Возможно, постороннего человека, не знакомого с порядками, царящими в нашем издательстве, сам факт такого вызова привел бы в недоумение. Почему следует объяснять элементарные вещи: член коллектива имеет свое мнение, которое он и высказывает в соответствии с правом, предоставленным ему советской конституцией? Потому, что это мнение не совпадает с мнением директора и некоторых членов партийного бюро? Но и устав нашей партии дает право и вменяет в обязанность коммунисту открыто высказывать свое мнение, отстаивать его, а также открыто критиковать любого члена партии, независимо от занимаемого им поста.
Итак, повторяю, постороннего человека подобная постановка вопроса могла бы удивить. Но то – постороннего. Меня же это не удивляет. Не удивляет оттого, что те лица в издательстве, которые мое пребывание в коллективе по многим причинам считают для себя неугодным, попытались найти повод, чтобы обвинить меня в несуществующих грехах и сделать первый шаг по устранению меня из коллектива. Подыскивается предлог для того, чтобы расправиться с коммунистом, который осмеливается открыто критиковать порядки, существующие в коллективе, неблаговидную деятельность некоторых членов партийной организации, а также высказывает несогласие со стилем и методами работы партийного бюро, противоречащими современным требованиям и установкам Центрального Комитета партии, его Политбюро и Генерального секретаря.
К сожалению, мне, по не зависящим от меня обстоятельствам, не удалось присутствовать на отчетно-выборном партийном собрании, где я собирался выступить и показать неудовлетворительность работы нашей партийной организации. Как раз в тот период я был в трудовом отпуске. И, к еще большему сожалению, за истекшее с той поры время мне ни разу не удалось выступить и на последующих собраниях, поскольку ни на одном из них не рассматривались вопросы внутрииздательской жизни, а они давно назрели.
Это ли не показатель прямого невыполнения требований ЦК о направленности партийных собраний на первоочередное рассмотрение вопросов повседневной производственной деятельности? Не выполняет наша парторганизация и установок Комитета на повсеместное развитие критики и самокритики, на внедрение гласности. Мы регулярно читаем и слышим по радио и телевидению сообщения «В Политбюро ЦК КПСС», и в то же время рядовые коммунисты издательства понаслышке узнают о том, что происходит в нашем партийном бюро.
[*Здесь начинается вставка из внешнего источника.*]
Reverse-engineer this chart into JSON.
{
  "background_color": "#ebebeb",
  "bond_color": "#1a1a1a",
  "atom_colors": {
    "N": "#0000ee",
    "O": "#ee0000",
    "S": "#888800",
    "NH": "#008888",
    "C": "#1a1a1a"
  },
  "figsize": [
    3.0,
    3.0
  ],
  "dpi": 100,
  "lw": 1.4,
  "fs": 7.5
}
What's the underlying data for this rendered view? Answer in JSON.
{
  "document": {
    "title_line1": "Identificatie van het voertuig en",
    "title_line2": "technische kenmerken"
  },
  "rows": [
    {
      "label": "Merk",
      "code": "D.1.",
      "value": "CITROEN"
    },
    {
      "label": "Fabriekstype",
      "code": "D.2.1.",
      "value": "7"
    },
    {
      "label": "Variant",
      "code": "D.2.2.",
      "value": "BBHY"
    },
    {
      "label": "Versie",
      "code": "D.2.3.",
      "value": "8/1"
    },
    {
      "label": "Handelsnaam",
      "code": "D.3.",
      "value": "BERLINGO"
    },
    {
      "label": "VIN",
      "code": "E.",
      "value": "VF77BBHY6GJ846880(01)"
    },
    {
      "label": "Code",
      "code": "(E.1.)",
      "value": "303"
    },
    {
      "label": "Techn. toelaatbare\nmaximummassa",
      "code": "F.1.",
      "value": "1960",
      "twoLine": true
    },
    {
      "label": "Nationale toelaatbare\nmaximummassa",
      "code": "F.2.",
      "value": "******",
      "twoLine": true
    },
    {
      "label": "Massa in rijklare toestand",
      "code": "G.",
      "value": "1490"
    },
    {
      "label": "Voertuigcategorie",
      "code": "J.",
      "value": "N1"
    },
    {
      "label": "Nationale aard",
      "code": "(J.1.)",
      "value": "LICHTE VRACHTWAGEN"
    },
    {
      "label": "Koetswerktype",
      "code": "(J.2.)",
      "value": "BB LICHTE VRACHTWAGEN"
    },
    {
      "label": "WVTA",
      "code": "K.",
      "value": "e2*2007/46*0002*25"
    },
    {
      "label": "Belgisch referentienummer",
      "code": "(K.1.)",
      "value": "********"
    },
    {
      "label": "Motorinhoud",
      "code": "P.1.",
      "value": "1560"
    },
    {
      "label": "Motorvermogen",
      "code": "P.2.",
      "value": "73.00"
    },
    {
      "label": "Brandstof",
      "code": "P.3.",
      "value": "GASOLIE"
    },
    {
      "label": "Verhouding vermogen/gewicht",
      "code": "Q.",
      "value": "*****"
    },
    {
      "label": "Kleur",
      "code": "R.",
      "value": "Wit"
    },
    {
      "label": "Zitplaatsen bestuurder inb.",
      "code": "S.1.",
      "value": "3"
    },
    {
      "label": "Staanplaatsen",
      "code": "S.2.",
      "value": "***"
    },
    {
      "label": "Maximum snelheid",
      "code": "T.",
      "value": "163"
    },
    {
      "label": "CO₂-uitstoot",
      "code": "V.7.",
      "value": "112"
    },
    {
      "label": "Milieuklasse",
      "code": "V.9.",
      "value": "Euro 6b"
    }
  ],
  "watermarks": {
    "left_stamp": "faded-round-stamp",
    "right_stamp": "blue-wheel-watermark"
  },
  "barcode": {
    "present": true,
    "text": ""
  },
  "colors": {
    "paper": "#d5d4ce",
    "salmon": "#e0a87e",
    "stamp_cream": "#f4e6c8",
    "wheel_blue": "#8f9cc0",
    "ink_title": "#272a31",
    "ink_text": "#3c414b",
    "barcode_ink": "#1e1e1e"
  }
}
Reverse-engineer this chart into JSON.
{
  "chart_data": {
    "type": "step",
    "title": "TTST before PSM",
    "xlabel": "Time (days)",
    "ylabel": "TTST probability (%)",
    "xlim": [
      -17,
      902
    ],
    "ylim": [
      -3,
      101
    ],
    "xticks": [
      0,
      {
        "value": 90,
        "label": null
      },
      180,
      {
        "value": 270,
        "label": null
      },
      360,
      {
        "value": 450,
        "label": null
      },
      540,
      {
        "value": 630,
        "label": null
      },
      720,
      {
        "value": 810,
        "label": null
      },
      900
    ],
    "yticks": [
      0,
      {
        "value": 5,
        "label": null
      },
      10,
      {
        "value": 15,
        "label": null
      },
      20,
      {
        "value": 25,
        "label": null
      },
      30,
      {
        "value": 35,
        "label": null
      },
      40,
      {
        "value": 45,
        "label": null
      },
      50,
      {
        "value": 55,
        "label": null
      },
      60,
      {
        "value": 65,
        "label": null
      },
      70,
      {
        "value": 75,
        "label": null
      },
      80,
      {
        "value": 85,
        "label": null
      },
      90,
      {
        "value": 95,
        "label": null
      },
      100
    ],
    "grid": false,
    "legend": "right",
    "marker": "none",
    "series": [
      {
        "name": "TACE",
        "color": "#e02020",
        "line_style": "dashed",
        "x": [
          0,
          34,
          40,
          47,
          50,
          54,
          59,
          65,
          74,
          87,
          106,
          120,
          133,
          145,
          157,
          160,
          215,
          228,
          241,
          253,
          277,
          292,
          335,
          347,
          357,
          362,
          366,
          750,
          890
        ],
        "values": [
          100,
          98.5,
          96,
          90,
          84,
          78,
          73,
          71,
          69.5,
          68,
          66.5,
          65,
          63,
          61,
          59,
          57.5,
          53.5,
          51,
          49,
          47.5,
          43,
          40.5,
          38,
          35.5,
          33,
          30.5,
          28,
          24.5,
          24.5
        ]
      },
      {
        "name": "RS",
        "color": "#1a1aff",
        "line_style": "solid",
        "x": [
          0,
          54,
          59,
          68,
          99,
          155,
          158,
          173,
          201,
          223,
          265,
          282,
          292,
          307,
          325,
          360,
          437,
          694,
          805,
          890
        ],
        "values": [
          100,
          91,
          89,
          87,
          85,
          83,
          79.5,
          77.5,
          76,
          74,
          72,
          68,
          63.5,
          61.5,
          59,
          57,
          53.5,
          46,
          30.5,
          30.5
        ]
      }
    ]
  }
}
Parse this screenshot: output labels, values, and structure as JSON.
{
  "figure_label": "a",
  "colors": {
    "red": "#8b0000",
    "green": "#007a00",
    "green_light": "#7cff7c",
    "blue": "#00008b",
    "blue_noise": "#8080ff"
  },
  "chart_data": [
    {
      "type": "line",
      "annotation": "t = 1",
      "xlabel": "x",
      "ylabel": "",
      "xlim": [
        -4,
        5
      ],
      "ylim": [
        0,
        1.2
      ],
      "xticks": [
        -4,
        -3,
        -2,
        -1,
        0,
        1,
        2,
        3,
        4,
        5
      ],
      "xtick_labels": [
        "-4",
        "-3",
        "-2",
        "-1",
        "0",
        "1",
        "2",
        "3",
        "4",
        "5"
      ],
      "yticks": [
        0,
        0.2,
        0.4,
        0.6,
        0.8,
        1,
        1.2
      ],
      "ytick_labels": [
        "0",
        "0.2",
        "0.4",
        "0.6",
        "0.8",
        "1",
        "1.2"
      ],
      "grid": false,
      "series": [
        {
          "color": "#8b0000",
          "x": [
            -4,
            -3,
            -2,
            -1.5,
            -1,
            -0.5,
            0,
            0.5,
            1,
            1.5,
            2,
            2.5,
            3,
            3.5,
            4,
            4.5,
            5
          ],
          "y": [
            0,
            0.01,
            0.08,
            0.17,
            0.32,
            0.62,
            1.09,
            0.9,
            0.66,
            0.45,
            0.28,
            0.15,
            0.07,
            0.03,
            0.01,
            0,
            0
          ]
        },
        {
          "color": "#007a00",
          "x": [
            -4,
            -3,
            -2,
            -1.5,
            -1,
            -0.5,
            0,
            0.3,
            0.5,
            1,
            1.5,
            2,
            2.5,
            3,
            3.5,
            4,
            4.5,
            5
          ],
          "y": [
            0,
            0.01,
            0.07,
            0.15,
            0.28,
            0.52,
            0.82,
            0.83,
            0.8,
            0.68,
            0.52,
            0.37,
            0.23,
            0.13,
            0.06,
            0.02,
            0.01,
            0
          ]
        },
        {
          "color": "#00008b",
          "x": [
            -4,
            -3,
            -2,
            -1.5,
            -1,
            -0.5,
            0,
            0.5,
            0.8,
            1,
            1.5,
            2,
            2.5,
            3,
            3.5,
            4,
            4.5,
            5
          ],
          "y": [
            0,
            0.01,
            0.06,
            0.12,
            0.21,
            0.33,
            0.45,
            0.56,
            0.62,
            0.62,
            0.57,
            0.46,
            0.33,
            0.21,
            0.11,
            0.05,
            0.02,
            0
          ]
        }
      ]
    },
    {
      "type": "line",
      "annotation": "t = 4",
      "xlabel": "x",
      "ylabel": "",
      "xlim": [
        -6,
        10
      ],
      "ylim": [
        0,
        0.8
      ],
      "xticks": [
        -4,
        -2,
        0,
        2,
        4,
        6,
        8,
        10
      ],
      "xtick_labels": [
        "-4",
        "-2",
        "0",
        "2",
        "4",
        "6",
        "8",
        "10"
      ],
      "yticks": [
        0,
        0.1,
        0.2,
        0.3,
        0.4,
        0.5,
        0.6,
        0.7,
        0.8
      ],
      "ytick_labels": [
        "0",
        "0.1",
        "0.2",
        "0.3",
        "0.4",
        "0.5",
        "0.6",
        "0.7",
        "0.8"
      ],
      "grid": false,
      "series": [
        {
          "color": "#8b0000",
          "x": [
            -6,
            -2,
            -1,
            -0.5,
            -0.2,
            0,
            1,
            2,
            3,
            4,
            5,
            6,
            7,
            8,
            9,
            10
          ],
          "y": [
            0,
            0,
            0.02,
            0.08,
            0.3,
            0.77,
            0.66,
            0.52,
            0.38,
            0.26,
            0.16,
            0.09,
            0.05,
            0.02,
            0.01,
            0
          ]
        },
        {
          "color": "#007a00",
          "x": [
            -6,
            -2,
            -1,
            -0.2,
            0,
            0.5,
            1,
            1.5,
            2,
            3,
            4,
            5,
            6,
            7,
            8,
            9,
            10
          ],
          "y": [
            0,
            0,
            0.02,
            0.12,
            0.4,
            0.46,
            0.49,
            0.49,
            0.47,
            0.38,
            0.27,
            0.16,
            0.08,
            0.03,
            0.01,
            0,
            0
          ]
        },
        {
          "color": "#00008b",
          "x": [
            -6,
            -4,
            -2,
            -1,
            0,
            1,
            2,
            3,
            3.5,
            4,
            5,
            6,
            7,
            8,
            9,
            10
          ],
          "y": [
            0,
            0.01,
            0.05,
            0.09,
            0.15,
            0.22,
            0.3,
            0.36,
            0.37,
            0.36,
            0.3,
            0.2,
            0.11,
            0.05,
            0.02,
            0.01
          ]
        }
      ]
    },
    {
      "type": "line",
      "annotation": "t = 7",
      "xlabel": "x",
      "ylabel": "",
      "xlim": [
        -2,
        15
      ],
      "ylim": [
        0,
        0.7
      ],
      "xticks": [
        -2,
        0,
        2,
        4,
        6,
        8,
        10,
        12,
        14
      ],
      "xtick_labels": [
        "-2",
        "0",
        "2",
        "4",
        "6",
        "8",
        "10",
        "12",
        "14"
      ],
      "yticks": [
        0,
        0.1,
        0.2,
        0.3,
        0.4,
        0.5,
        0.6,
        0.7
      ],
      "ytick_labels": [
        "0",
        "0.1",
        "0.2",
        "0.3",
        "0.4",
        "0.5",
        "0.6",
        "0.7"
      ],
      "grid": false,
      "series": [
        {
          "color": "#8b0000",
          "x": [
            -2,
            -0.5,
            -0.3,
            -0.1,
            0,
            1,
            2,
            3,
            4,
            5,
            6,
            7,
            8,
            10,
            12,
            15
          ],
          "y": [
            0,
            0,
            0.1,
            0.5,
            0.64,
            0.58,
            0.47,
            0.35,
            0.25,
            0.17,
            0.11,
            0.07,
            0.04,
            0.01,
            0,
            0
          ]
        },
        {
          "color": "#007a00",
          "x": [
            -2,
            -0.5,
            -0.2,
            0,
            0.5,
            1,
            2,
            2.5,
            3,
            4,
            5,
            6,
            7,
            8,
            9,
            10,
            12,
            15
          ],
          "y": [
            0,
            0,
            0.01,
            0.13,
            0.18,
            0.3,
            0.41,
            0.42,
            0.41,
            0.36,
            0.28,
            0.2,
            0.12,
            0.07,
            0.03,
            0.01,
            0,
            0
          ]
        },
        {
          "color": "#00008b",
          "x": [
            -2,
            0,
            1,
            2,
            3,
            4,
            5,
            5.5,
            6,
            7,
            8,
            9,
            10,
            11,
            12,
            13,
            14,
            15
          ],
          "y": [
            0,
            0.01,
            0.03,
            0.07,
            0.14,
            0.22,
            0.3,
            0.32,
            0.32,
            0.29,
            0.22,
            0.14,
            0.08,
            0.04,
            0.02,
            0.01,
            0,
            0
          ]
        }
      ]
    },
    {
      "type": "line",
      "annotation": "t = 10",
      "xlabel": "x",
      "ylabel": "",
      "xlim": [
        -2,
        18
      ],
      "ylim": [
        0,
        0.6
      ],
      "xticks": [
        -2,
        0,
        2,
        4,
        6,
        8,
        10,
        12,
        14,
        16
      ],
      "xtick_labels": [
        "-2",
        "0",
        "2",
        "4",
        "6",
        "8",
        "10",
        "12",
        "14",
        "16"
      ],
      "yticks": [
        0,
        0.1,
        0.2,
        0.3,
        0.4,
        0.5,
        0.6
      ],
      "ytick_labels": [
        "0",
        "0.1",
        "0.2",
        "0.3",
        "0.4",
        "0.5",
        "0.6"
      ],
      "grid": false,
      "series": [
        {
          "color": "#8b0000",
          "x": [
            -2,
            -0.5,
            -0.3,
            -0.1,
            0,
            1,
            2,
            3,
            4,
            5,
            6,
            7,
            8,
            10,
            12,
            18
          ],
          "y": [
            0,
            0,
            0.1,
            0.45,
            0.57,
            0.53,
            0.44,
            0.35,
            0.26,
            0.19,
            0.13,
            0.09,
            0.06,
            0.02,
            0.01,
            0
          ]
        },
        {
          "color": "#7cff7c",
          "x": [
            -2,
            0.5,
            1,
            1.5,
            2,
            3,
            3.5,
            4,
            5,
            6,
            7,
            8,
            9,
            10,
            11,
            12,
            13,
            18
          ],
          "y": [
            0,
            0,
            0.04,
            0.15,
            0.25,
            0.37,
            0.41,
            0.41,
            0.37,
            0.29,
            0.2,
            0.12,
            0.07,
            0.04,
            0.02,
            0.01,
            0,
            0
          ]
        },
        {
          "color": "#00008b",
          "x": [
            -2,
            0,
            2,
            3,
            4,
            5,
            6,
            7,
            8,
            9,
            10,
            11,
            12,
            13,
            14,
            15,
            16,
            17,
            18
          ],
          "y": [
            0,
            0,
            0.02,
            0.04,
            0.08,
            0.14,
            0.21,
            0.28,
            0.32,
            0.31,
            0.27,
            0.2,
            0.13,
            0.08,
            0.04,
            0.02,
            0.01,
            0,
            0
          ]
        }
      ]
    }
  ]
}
Так, когда я предложил на партийном собрании, прежде чем утверждать план работы на год, дать возможность каждому коммунисту внимательно изучить его, чтобы внести в него свои предложения, членом партбюро Монаховой в ответ было заявлено, что этого делать не нужно, что достаточно того, что план обсудила комиссия во главе с нею.
Когда на партбюро разбирался вопрос о моральном климате в редакции художественной литературы, от обсуждения были отстранены члены этой редакции, в том числе и член партии. Причем о ходе этого обсуждения я был проинформирован спустя длительное время. В результате на заседании партбюро в мое отсутствие были допущены и занесены в протокол клеветнические измышления в мой адрес, в частности со стороны заместителя секретаря парторганизации Викентьевой.
Таким образом, сегодняшний вызов меня на бюро я расцениваю как попытку расправы за критику с неугодным некоторым лицам сотрудникам.
На этом заготовленный Андреем текст заканчивался. Он, напряженно дыша, оглядел своих судей. Никто из членов партбюро высказаться не решался. Все сидели молча, с опущенными головами. Лишь понурый Цветиков исподлобья посмотрел в сторону Андрея и, встретившись с ним взглядом, испуганно отвернулся. Тут Андрея, как вчера на собрании, словно кто-то за веревочку дернул:
– А товарищу Цветикову приношу свои извинения. – Тот вскинул голову. – Не обижайтесь, Егор Иванович, это я просто пошутил вчера, вижу теперь, что не очень удачно.
Старик прямо-таки растаял от этих слов и взглянул на Андрея чуть ли не с благодарностью.
– Ладно, Андрей Леонидович, – взял вожжи в руки Неустоев. – Вы пока идите, а мы тут посоветуемся и сообщим вам о своем решении.
Андрей равнодушно пожал плечами и, прогулочной походкой, направился к выходу. Разумеется, он не стал подслушивать под дверью, а вышел покурить на лестничную площадку. Когда сигарета догорела, синклит еще заседал. Поскольку рабочее время истекло, Андрей собрал свой портфель и отправился домой.
Наутро выяснилось, что никакого решения партбюро так и не приняло.
– Зоя Ивановна консультировалась в апкоме, и там ей сказали, что вступление в общество трезвости дело сугубо добровольное, – оповестил Андрея Неустоев. – Так что мы ограничились прошедшим обсуждением.